Srila Prabhupada discusses this at some length in Nectar of Devotion (quoting Padma Purana):
“During this month, in Vrndavana it is the regulative principle to pray daily to Lord Krishna in His Damodara form. The Damodara form refers to Krishna in His childhood when He was tied up with rope by His mother, Yasoda. Dama means ‘ropes,’ and udara means ‘the abdomen.’ So mother Yasoda, being very disturbed by naughty Krsna, bound Him round the abdomen with a rope, and thus Krishna is named Damodara.” (Chapter 5, page 42)
He elaborates on this in the section “Performing Devotional Service in Kārttika:” “… in the month of Kārttika (October-November); especially in Vrndavana, there is a specific program for temple worship of the Lord in His Dāmodara form. “Dāmodara” refers to Krishna’s being bound with rope by His mother, Yaśodā. It is said that just as Lord Dāmodara is very dear to His devotees, so the month known as Dāmodara or Kārttika is also very dear to them.

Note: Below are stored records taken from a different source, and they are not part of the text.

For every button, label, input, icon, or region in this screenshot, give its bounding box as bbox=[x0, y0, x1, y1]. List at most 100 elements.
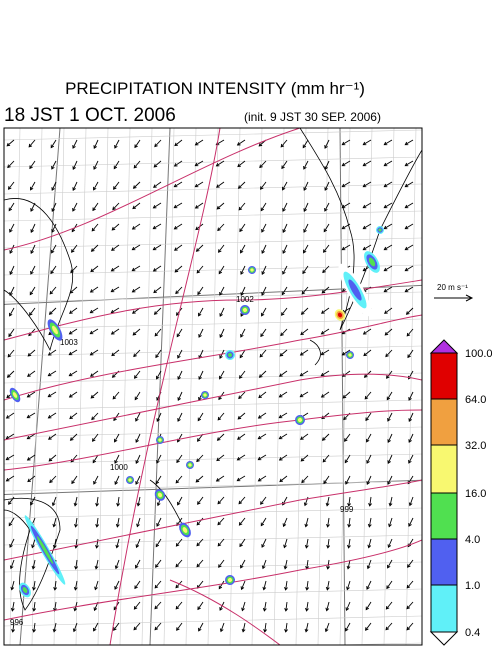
wind-vector bbox=[408, 391, 414, 401]
wind-vector-head bbox=[280, 143, 285, 148]
wind-vector-head bbox=[238, 395, 242, 400]
wind-vector-head bbox=[323, 228, 328, 233]
wind-vector bbox=[216, 202, 225, 210]
wind-vector-head bbox=[237, 436, 241, 440]
wind-vector bbox=[305, 517, 309, 527]
wind-vector-head bbox=[219, 313, 223, 317]
wind-vector-head bbox=[196, 563, 201, 568]
wind-vector-head bbox=[9, 312, 13, 317]
wind-vector-head bbox=[52, 628, 57, 633]
wind-vector-head bbox=[216, 205, 221, 210]
wind-vector-head bbox=[30, 186, 34, 191]
wind-vector bbox=[409, 496, 414, 506]
wind-vector-head bbox=[218, 396, 222, 401]
wind-vector-head bbox=[173, 163, 178, 167]
wind-vector bbox=[197, 580, 204, 589]
wind-vector bbox=[240, 286, 246, 296]
wind-vector bbox=[53, 517, 57, 527]
wind-vector bbox=[216, 181, 225, 188]
wind-vector bbox=[7, 349, 15, 358]
wind-vector-head bbox=[134, 375, 138, 379]
wind-vector-head bbox=[195, 248, 200, 252]
precipitation-cell bbox=[228, 578, 232, 582]
wind-vector bbox=[72, 160, 78, 170]
wind-vector bbox=[387, 433, 393, 443]
wind-vector-head bbox=[196, 521, 201, 526]
wind-vector bbox=[30, 244, 36, 254]
wind-vector-head bbox=[366, 460, 370, 464]
wind-vector bbox=[408, 412, 414, 422]
wind-vector bbox=[303, 160, 309, 170]
wind-vector-head bbox=[236, 477, 241, 482]
wind-vector bbox=[385, 622, 393, 631]
wind-vector bbox=[279, 370, 288, 377]
wind-vector bbox=[177, 496, 183, 506]
wind-vector-head bbox=[175, 290, 179, 295]
wind-vector-head bbox=[155, 543, 160, 548]
wind-vector bbox=[407, 349, 414, 358]
wind-vector-head bbox=[304, 628, 309, 633]
wind-vector-head bbox=[383, 141, 388, 146]
wind-vector-head bbox=[198, 334, 202, 338]
wind-vector-head bbox=[383, 225, 388, 230]
wind-vector bbox=[301, 475, 309, 483]
wind-vector-head bbox=[131, 246, 136, 251]
precipitation-cell bbox=[36, 536, 54, 564]
wind-vector-head bbox=[239, 375, 243, 379]
wind-vector bbox=[300, 433, 309, 440]
init-time: (init. 9 JST 30 SEP. 2006) bbox=[244, 110, 381, 124]
wind-vector bbox=[91, 412, 99, 420]
wind-vector-head bbox=[95, 502, 99, 507]
wind-vector-head bbox=[325, 586, 330, 591]
wind-vector bbox=[96, 496, 99, 506]
wind-vector bbox=[387, 475, 393, 485]
minor-graticule bbox=[207, 128, 219, 645]
wind-vector-head bbox=[259, 353, 264, 358]
wind-vector bbox=[384, 307, 393, 314]
wind-vector bbox=[175, 601, 183, 610]
wind-vector bbox=[9, 223, 15, 233]
wind-vector-head bbox=[341, 246, 346, 251]
wind-vector bbox=[342, 202, 351, 209]
wind-vector bbox=[305, 622, 309, 632]
wind-vector bbox=[238, 181, 246, 189]
wind-vector bbox=[72, 139, 78, 149]
wind-vector-head bbox=[153, 289, 157, 294]
wind-vector bbox=[8, 517, 15, 526]
wind-vector bbox=[321, 349, 330, 356]
wind-vector bbox=[282, 202, 288, 212]
wind-vector-head bbox=[323, 480, 327, 485]
wind-vector-head bbox=[134, 144, 138, 149]
wind-vector-head bbox=[346, 565, 351, 570]
minor-graticule bbox=[4, 507, 422, 519]
wind-vector bbox=[342, 139, 351, 146]
wind-vector-head bbox=[72, 628, 77, 633]
wind-vector-head bbox=[405, 311, 410, 315]
wind-vector bbox=[51, 244, 57, 254]
wind-vector bbox=[282, 181, 288, 191]
wind-vector-head bbox=[278, 457, 283, 461]
wind-vector bbox=[405, 181, 414, 188]
wind-vector-head bbox=[173, 225, 178, 230]
wind-vector-head bbox=[241, 607, 245, 612]
wind-vector bbox=[9, 538, 15, 548]
wind-vector bbox=[111, 328, 120, 335]
wind-vector bbox=[116, 517, 120, 527]
wind-vector bbox=[27, 349, 36, 357]
wind-vector bbox=[33, 622, 36, 632]
wind-vector-head bbox=[69, 437, 74, 441]
wind-vector bbox=[9, 244, 15, 254]
wind-vector-head bbox=[362, 246, 367, 251]
wind-vector-head bbox=[257, 415, 262, 419]
wind-vector bbox=[27, 454, 36, 461]
wind-vector-head bbox=[237, 415, 242, 420]
wind-vector-head bbox=[176, 459, 180, 464]
wind-vector-head bbox=[26, 435, 31, 440]
wind-vector bbox=[74, 580, 78, 590]
wind-vector bbox=[282, 244, 288, 254]
wind-vector-head bbox=[89, 309, 94, 314]
wind-vector bbox=[176, 622, 183, 631]
wind-vector bbox=[342, 349, 351, 356]
wind-vector bbox=[302, 139, 309, 148]
wind-vector bbox=[259, 370, 267, 378]
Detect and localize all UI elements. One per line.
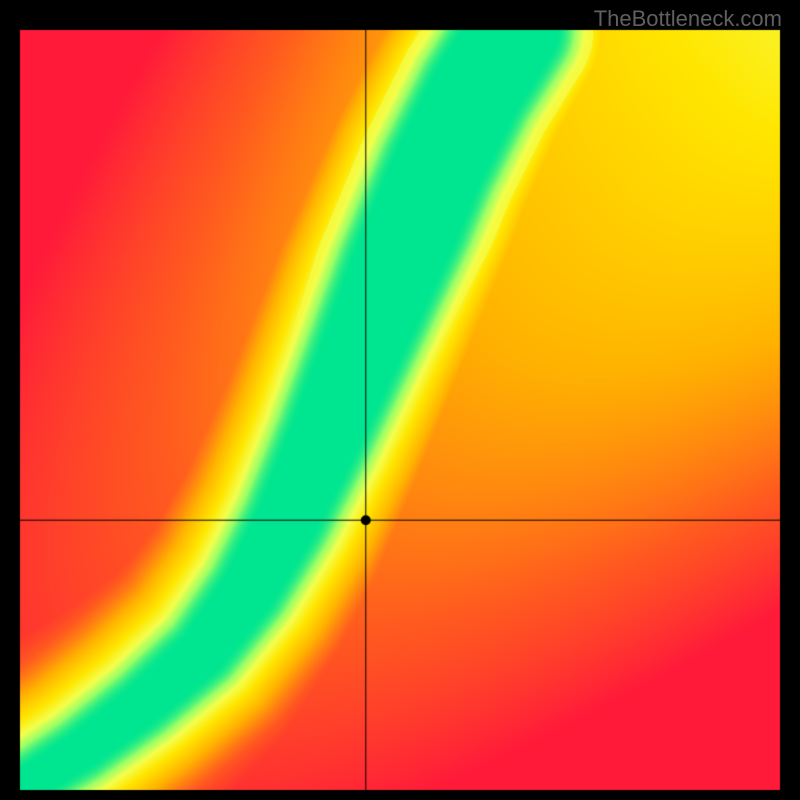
chart-container: TheBottleneck.com bbox=[0, 0, 800, 800]
heatmap-canvas bbox=[0, 0, 800, 800]
watermark-text: TheBottleneck.com bbox=[594, 6, 782, 32]
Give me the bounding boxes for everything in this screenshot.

The execution of devotional service during Ūrja-vrata in the month of Kārttika is especially recommended to be performed at Mathurā. This system is still followed by many devotees. They go to Mathurā or Vrndavana and stay there during the month of Kārttika specifically to perform devotional services during this period.”
Prabhupada makes a point to say it is “especially recommended” to perform devotional service during Kārttika in Mathura, or Vrindavana. This is not to say that Kārttika’s benefits are exclusively available there, but devotees who are able to go make the trip if at all possible.
“Urja-vrata” refers to the acceptance of special vows during Kārttika. Devotees often take vows to increase their hearing, chanting, worship, or to observe restrictions in their eating. Making and keeping such vows during the month of Damodara guarantees compounded benefits.
Prabhupada ends Nectar of Devotion’s section on Kārttika with an interesting commentary from Padma Purana:
“…the Lord does not award devotional service to ordinary persons who are not serious about it. But even such unserious persons who execute devotional service according to the regulative principles during the month of Kārttika, and within the jurisdiction of Mathurā in India, are very easily awarded the Lord’s personal service.” (N.O.D., Chapter 12)
If even an “unserious” person can attain Krishna’s personal service, simply by “executing devotional service according to the regulative principles during the month of Kārttika”–wouldn’t it then also be a seriously good time to get serious?